I have found that the average person in Texas is woefully ignorant of not only international history, but American history as well and always thought perhaps it's just the people I'm meeting. I guess I was wrong as Texas seems to be intent on teaching their own version to the detriment of it's students. As one commenter said, the train has officially pulled into Crazy Town. You have to read the transcripts of the meeting to get all of the changes they wish to make and I encourage you to do so as some of the changes are completely unbelievable.
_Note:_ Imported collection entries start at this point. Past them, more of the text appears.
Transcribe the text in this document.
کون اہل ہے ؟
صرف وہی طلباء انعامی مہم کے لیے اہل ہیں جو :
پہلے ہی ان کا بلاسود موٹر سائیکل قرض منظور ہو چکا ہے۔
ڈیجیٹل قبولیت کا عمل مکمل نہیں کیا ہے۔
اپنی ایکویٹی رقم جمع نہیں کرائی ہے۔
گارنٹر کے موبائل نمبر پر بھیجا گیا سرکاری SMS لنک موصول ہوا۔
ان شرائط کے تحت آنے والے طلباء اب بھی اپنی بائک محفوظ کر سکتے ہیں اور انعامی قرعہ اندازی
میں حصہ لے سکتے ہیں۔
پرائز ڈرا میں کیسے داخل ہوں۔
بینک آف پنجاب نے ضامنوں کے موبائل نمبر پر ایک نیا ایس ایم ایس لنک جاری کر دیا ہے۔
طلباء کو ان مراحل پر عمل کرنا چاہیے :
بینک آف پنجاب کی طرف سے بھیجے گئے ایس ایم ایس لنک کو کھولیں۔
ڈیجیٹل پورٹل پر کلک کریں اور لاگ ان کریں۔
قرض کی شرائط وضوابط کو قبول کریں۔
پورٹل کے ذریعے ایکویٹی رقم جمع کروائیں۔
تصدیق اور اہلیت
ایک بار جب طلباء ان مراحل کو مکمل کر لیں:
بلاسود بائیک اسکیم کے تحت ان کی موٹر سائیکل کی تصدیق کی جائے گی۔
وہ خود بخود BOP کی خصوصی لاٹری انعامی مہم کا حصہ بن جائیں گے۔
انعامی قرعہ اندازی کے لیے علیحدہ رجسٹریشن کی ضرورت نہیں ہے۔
I think they need to change that “Texas- It's like a whole other country” to include “Where ignorance abounds and that's the way we like it”.
"the average person in Texas is woefully ignorant of not only international history, but American history as well"
That's true of most Americans. I couldn't agree more that the SBOE is a catastrophe and an embarrassment, but did you notice that the theocrats mostly lost in the GOP primary this go-round? IMO most Texans don't support that agenda.
BTW, the weirdest thing to me about the SBOE is that one of the theocrats' leaders is Forensic Science Commisson Chairman John Bradley's brother David. JB, you may recall, was appointed by Perry to shut down the investigation of flawed arson science that resulted in a death sentence. So one brother wants to keep real science out of the schools, and the other wants to keep it from infecting the courtroom. That one family, however, hardly represents the whole state.